Für den CDU-Fraktionsvorsitzenden Eckart Knoerich, der die Tafel an Ort und Stelle erhalten sehen will, ist das ein ungeheuerlicher Vorgang. Mit seinem Verhalten gehöre der Bürgermeister in eine Reihe mit den nationalsozialistischen Bücherverbrennern. Das Wappen sei schließlich ein Kunstwerk, und solche "zerstört man nicht, auch wenn sie einem nicht gefallen".

Tatsächlich stammt die Weisheit, daß Gemeinnutz über Eigennutz stehe, schon aus antiker Zeit. Der römische Staatsmann Cicero (106–63 v.Chr) prägte diesen zeitlos positiven Satz zur Verdeutlichung seines gesellschaftlichen Ideals, das eine Grundlage des modernen Rechtes darstellt und alltäglich tausendfache Anwendung findet. Die Nationalsozialisten mißbrauchten dieses Zitat. Ideologisch betrachtet, paßt dieser Satz jedoch ebenso in das alte Preußen, wie auch in sozialistische Systeme des Ostblocks. Besonders jedoch in die heutige Zeit, in der Egoismus und Hedonismus weitverbreitete gesellschaftstypische Phänomene der westlichen Kultur sind und der Gemeinschaftsgeist in weiten Bereichen kaum mehr spürbar ist.

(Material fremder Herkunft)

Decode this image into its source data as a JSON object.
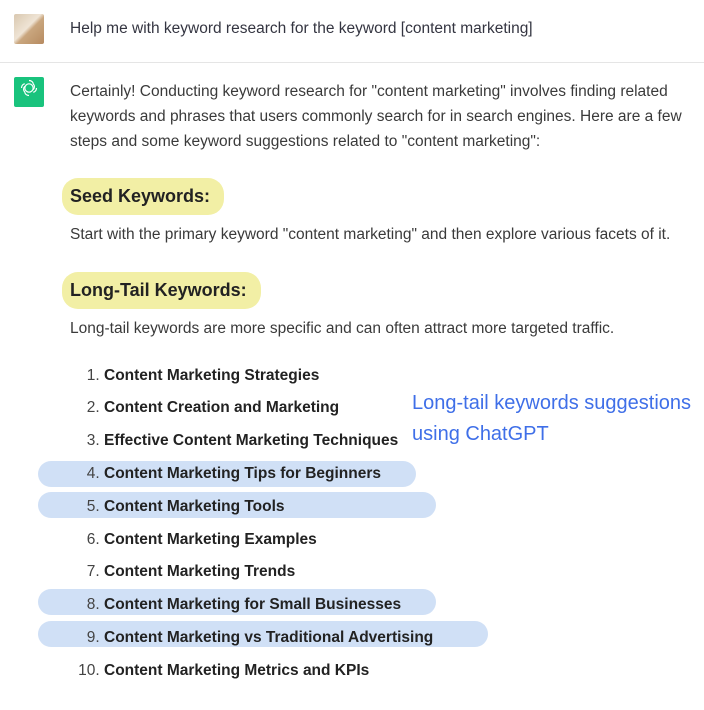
{
  "user": {
    "prompt": "Help me with keyword research for the keyword [content marketing]"
  },
  "assistant": {
    "intro": "Certainly! Conducting keyword research for \"content marketing\" involves finding related keywords and phrases that users commonly search for in search engines. Here are a few steps and some keyword suggestions related to \"content marketing\":",
    "sections": {
      "seed": {
        "heading": "Seed Keywords:",
        "body": "Start with the primary keyword \"content marketing\" and then explore various facets of it."
      },
      "longtail": {
        "heading": "Long-Tail Keywords:",
        "body": "Long-tail keywords are more specific and can often attract more targeted traffic."
      }
    },
    "keywords": [
      "Content Marketing Strategies",
      "Content Creation and Marketing",
      "Effective Content Marketing Techniques",
      "Content Marketing Tips for Beginners",
      "Content Marketing Tools",
      "Content Marketing Examples",
      "Content Marketing Trends",
      "Content Marketing for Small Businesses",
      "Content Marketing vs Traditional Advertising",
      "Content Marketing Metrics and KPIs"
    ]
  },
  "annotation": "Long-tail keywords suggestions using ChatGPT"
}
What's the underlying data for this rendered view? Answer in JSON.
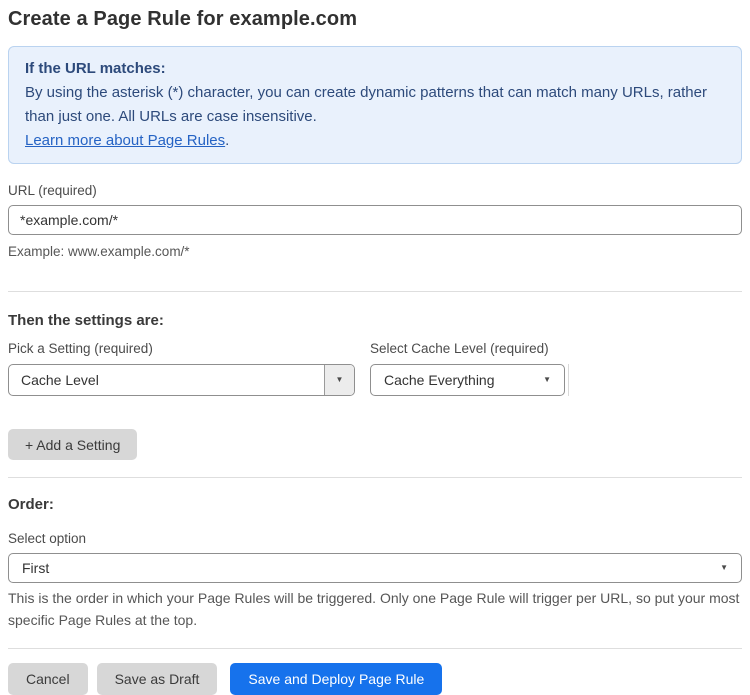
{
  "page": {
    "title": "Create a Page Rule for example.com"
  },
  "info_box": {
    "heading": "If the URL matches:",
    "body": "By using the asterisk (*) character, you can create dynamic patterns that can match many URLs, rather than just one. All URLs are case insensitive.",
    "link_label": "Learn more about Page Rules",
    "link_suffix": "."
  },
  "url_field": {
    "label": "URL (required)",
    "value": "*example.com/*",
    "helper": "Example: www.example.com/*"
  },
  "settings_section": {
    "heading": "Then the settings are:",
    "setting_picker": {
      "label": "Pick a Setting (required)",
      "value": "Cache Level"
    },
    "cache_level_picker": {
      "label": "Select Cache Level (required)",
      "value": "Cache Everything"
    },
    "add_setting_label": "+ Add a Setting"
  },
  "order_section": {
    "heading": "Order:",
    "select_label": "Select option",
    "select_value": "First",
    "helper": "This is the order in which your Page Rules will be triggered. Only one Page Rule will trigger per URL, so put your most specific Page Rules at the top."
  },
  "footer": {
    "cancel_label": "Cancel",
    "save_draft_label": "Save as Draft",
    "save_deploy_label": "Save and Deploy Page Rule"
  },
  "icons": {
    "dropdown_arrow": "▼"
  },
  "colors": {
    "accent_blue": "#1672ec",
    "info_bg": "#e9f1fc",
    "info_border": "#bad3f0",
    "info_text": "#2d4a7b",
    "link_blue": "#2563c4",
    "button_gray": "#d7d7d7"
  }
}
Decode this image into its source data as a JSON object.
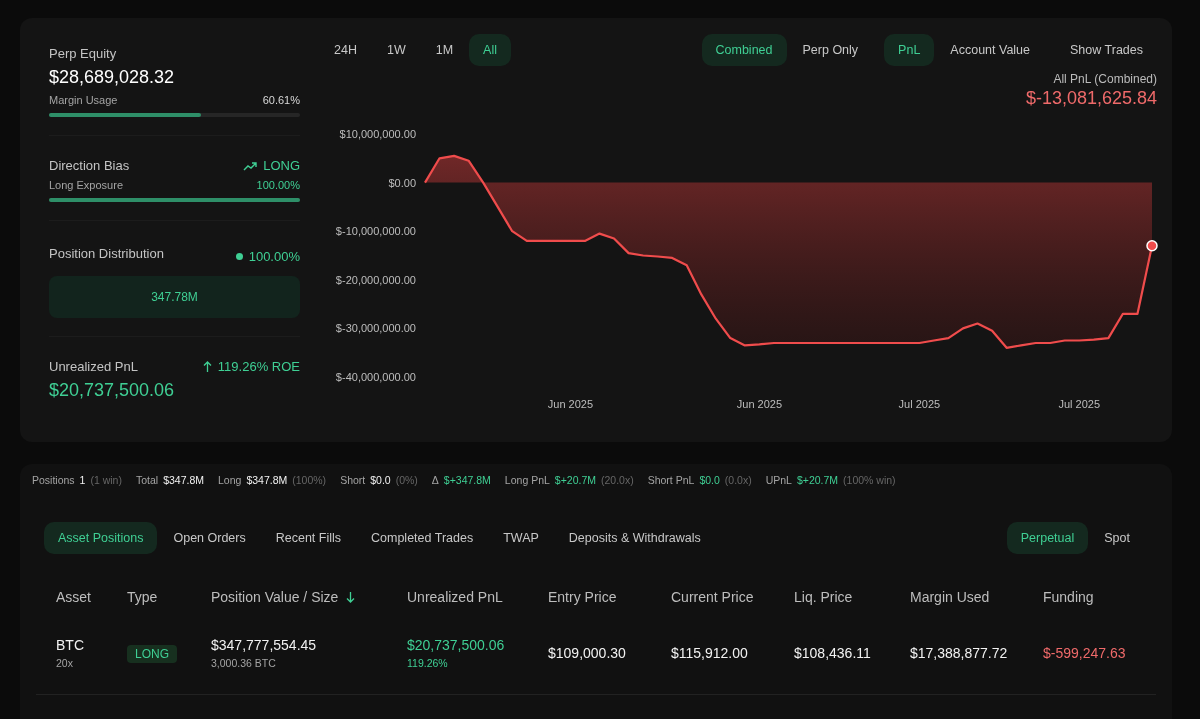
{
  "summary": {
    "perp_equity": {
      "label": "Perp Equity",
      "value": "$28,689,028.32"
    },
    "margin_usage": {
      "label": "Margin Usage",
      "value": "60.61%",
      "level": 0.6061
    },
    "direction_bias": {
      "label": "Direction Bias",
      "value": "LONG"
    },
    "long_exposure": {
      "label": "Long Exposure",
      "value": "100.00%",
      "level": 1.0
    },
    "position_distribution": {
      "label": "Position Distribution",
      "value": "100.00%",
      "bar": "347.78M"
    },
    "unrealized_pnl": {
      "label": "Unrealized PnL",
      "roe": "119.26% ROE",
      "value": "$20,737,500.06"
    }
  },
  "range_tabs": [
    {
      "label": "24H",
      "selected": false
    },
    {
      "label": "1W",
      "selected": false
    },
    {
      "label": "1M",
      "selected": false
    },
    {
      "label": "All",
      "selected": true
    }
  ],
  "mode_tabs": [
    {
      "label": "Combined",
      "selected": true
    },
    {
      "label": "Perp Only",
      "selected": false
    }
  ],
  "metric_tabs": [
    {
      "label": "PnL",
      "selected": true
    },
    {
      "label": "Account Value",
      "selected": false
    }
  ],
  "show_trades": "Show Trades",
  "pnl_title": "All PnL (Combined)",
  "pnl_value": "$-13,081,625.84",
  "chart_data": {
    "type": "area",
    "ylim": [
      -40000000,
      10000000
    ],
    "yticks": [
      {
        "value": 10000000,
        "label": "$10,000,000.00"
      },
      {
        "value": 0,
        "label": "$0.00"
      },
      {
        "value": -10000000,
        "label": "$-10,000,000.00"
      },
      {
        "value": -20000000,
        "label": "$-20,000,000.00"
      },
      {
        "value": -30000000,
        "label": "$-30,000,000.00"
      },
      {
        "value": -40000000,
        "label": "$-40,000,000.00"
      }
    ],
    "categories": [
      null,
      null,
      null,
      null,
      null,
      null,
      null,
      null,
      null,
      null,
      "Jun 2025",
      null,
      null,
      null,
      null,
      null,
      null,
      null,
      null,
      null,
      null,
      null,
      null,
      "Jun 2025",
      null,
      null,
      null,
      null,
      null,
      null,
      null,
      null,
      null,
      null,
      "Jul 2025",
      null,
      null,
      null,
      null,
      null,
      null,
      null,
      null,
      null,
      null,
      "Jul 2025",
      null,
      null,
      null,
      null,
      null
    ],
    "series": [
      {
        "color": "#f04c4c",
        "values": [
          0,
          5000000,
          5500000,
          4500000,
          0,
          -5000000,
          -10000000,
          -12000000,
          -12000000,
          -12000000,
          -12000000,
          -12000000,
          -10500000,
          -11500000,
          -14500000,
          -15000000,
          -15200000,
          -15500000,
          -17000000,
          -23000000,
          -28000000,
          -32000000,
          -33500000,
          -33300000,
          -33000000,
          -33000000,
          -33000000,
          -33000000,
          -33000000,
          -33000000,
          -33000000,
          -33000000,
          -33000000,
          -33000000,
          -33000000,
          -32500000,
          -32000000,
          -30000000,
          -29000000,
          -30500000,
          -34000000,
          -33500000,
          -33000000,
          -33000000,
          -32500000,
          -32500000,
          -32300000,
          -32000000,
          -27000000,
          -27000000,
          -13000000
        ]
      }
    ]
  },
  "stats": [
    {
      "label": "Positions",
      "value": "1",
      "note": "(1 win)",
      "kind": "neutral"
    },
    {
      "label": "Total",
      "value": "$347.8M",
      "kind": "neutral"
    },
    {
      "label": "Long",
      "value": "$347.8M",
      "note": "(100%)",
      "kind": "neutral"
    },
    {
      "label": "Short",
      "value": "$0.0",
      "note": "(0%)",
      "kind": "neutral"
    },
    {
      "label": "Δ",
      "value": "$+347.8M",
      "kind": "positive"
    },
    {
      "label": "Long PnL",
      "value": "$+20.7M",
      "note": "(20.0x)",
      "kind": "positive"
    },
    {
      "label": "Short PnL",
      "value": "$0.0",
      "note": "(0.0x)",
      "kind": "positive"
    },
    {
      "label": "UPnL",
      "value": "$+20.7M",
      "note": "(100% win)",
      "kind": "positive"
    }
  ],
  "position_tabs": [
    {
      "label": "Asset Positions",
      "selected": true
    },
    {
      "label": "Open Orders",
      "selected": false
    },
    {
      "label": "Recent Fills",
      "selected": false
    },
    {
      "label": "Completed Trades",
      "selected": false
    },
    {
      "label": "TWAP",
      "selected": false
    },
    {
      "label": "Deposits & Withdrawals",
      "selected": false
    }
  ],
  "market_tabs": [
    {
      "label": "Perpetual",
      "selected": true
    },
    {
      "label": "Spot",
      "selected": false
    }
  ],
  "table": {
    "columns": [
      {
        "label": "Asset",
        "sorted": false
      },
      {
        "label": "Type",
        "sorted": false
      },
      {
        "label": "Position Value / Size",
        "sorted": true
      },
      {
        "label": "Unrealized PnL",
        "sorted": false
      },
      {
        "label": "Entry Price",
        "sorted": false
      },
      {
        "label": "Current Price",
        "sorted": false
      },
      {
        "label": "Liq. Price",
        "sorted": false
      },
      {
        "label": "Margin Used",
        "sorted": false
      },
      {
        "label": "Funding",
        "sorted": false
      }
    ],
    "rows": [
      {
        "asset": "BTC",
        "leverage": "20x",
        "type": "LONG",
        "value": "$347,777,554.45",
        "size": "3,000.36 BTC",
        "upnl": "$20,737,500.06",
        "upnl_pct": "119.26%",
        "entry": "$109,000.30",
        "current": "$115,912.00",
        "liq": "$108,436.11",
        "margin": "$17,388,877.72",
        "funding": "$-599,247.63"
      }
    ]
  }
}
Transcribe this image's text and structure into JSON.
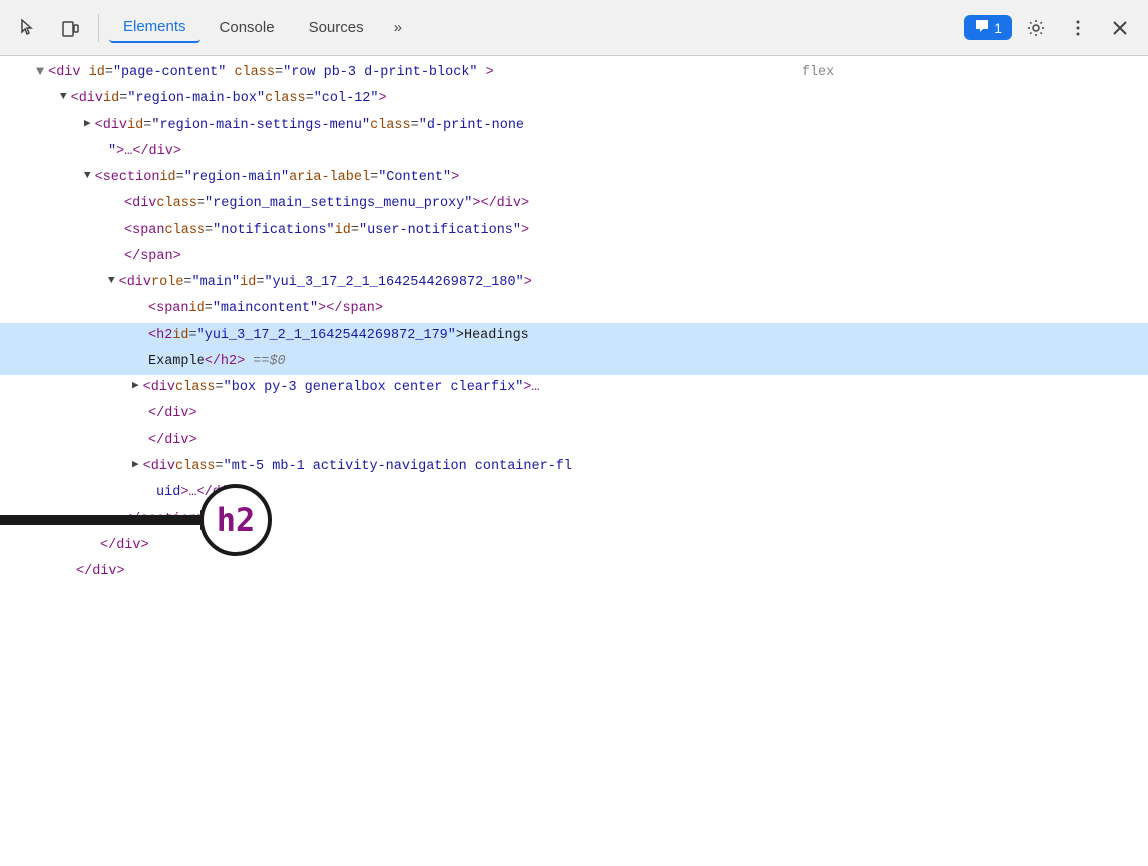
{
  "toolbar": {
    "cursor_icon": "⬡",
    "device_icon": "☐",
    "tabs": [
      {
        "id": "elements",
        "label": "Elements",
        "active": true
      },
      {
        "id": "console",
        "label": "Console",
        "active": false
      },
      {
        "id": "sources",
        "label": "Sources",
        "active": false
      }
    ],
    "more_tabs_label": "»",
    "badge_icon": "💬",
    "badge_count": "1",
    "settings_icon": "⚙",
    "menu_icon": "⋮",
    "close_icon": "✕"
  },
  "elements": {
    "lines": [
      {
        "id": "line-1",
        "indent": 1,
        "triangle": "none",
        "content": "<div id=\"page-content\" class=\"row pb-3 d-print-block",
        "suffix": "flex",
        "highlighted": false
      },
      {
        "id": "line-2",
        "indent": 2,
        "triangle": "down",
        "content": "<div id=\"region-main-box\" class=\"col-12\">",
        "highlighted": false
      },
      {
        "id": "line-3",
        "indent": 3,
        "triangle": "right",
        "content": "<div id=\"region-main-settings-menu\" class=\"d-print-none",
        "highlighted": false
      },
      {
        "id": "line-3b",
        "indent": 4,
        "triangle": "none",
        "content": "\">…</div>",
        "highlighted": false
      },
      {
        "id": "line-4",
        "indent": 3,
        "triangle": "down",
        "content": "<section id=\"region-main\" aria-label=\"Content\">",
        "highlighted": false
      },
      {
        "id": "line-5",
        "indent": 4,
        "triangle": "none",
        "content": "<div class=\"region_main_settings_menu_proxy\"></div>",
        "highlighted": false
      },
      {
        "id": "line-6",
        "indent": 4,
        "triangle": "none",
        "content": "<span class=\"notifications\" id=\"user-notifications\">",
        "highlighted": false
      },
      {
        "id": "line-7",
        "indent": 4,
        "triangle": "none",
        "content": "</span>",
        "highlighted": false
      },
      {
        "id": "line-8",
        "indent": 4,
        "triangle": "down",
        "content": "<div role=\"main\" id=\"yui_3_17_2_1_1642544269872_180\">",
        "highlighted": false
      },
      {
        "id": "line-9",
        "indent": 5,
        "triangle": "none",
        "content": "<span id=\"maincontent\"></span>",
        "highlighted": false
      },
      {
        "id": "line-10",
        "indent": 5,
        "triangle": "none",
        "content": "<h2 id=\"yui_3_17_2_1_1642544269872_179\">Headings",
        "suffix_text": "Example</h2>",
        "eq_sign": " == $0",
        "highlighted": true,
        "is_h2_line": true
      },
      {
        "id": "line-11",
        "indent": 5,
        "triangle": "right",
        "content": "<div class=\"box py-3 generalbox center clearfix\">…",
        "highlighted": false
      },
      {
        "id": "line-12",
        "indent": 5,
        "triangle": "none",
        "content": "</div>",
        "highlighted": false
      },
      {
        "id": "line-13",
        "indent": 5,
        "triangle": "none",
        "content": "</div>",
        "highlighted": false
      },
      {
        "id": "line-14",
        "indent": 5,
        "triangle": "right",
        "content": "<div class=\"mt-5 mb-1 activity-navigation container-fl",
        "highlighted": false
      },
      {
        "id": "line-14b",
        "indent": 6,
        "triangle": "none",
        "content": "uid\">…</div>",
        "highlighted": false
      },
      {
        "id": "line-15",
        "indent": 4,
        "triangle": "none",
        "content": "</section>",
        "highlighted": false
      },
      {
        "id": "line-16",
        "indent": 3,
        "triangle": "none",
        "content": "</div>",
        "highlighted": false
      },
      {
        "id": "line-17",
        "indent": 2,
        "triangle": "none",
        "content": "</div>",
        "highlighted": false
      }
    ]
  },
  "annotation": {
    "h2_label": "h2"
  }
}
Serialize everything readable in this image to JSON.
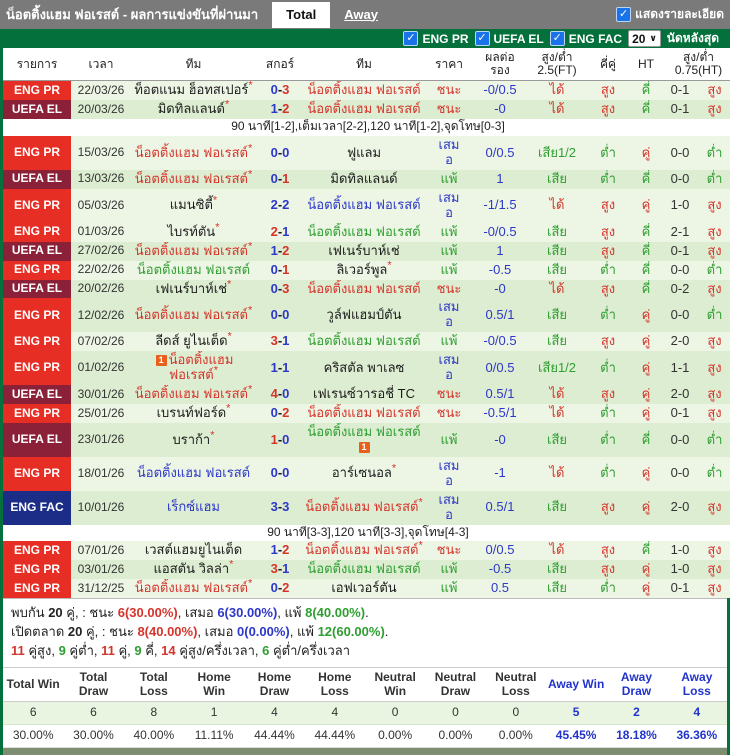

Vor diesem Hintergrund erscheint der Horner Bildersturz umso hanebüchener: Ohne aus der Geschichte das Positive herauszufiltern, werden planlos und ohne Sinn und Verstand plumpe Feindbilder verfolgt – selbst dann, wenn man sich solche mit Hilfe abstruser Konstruktionen erschaffen muß.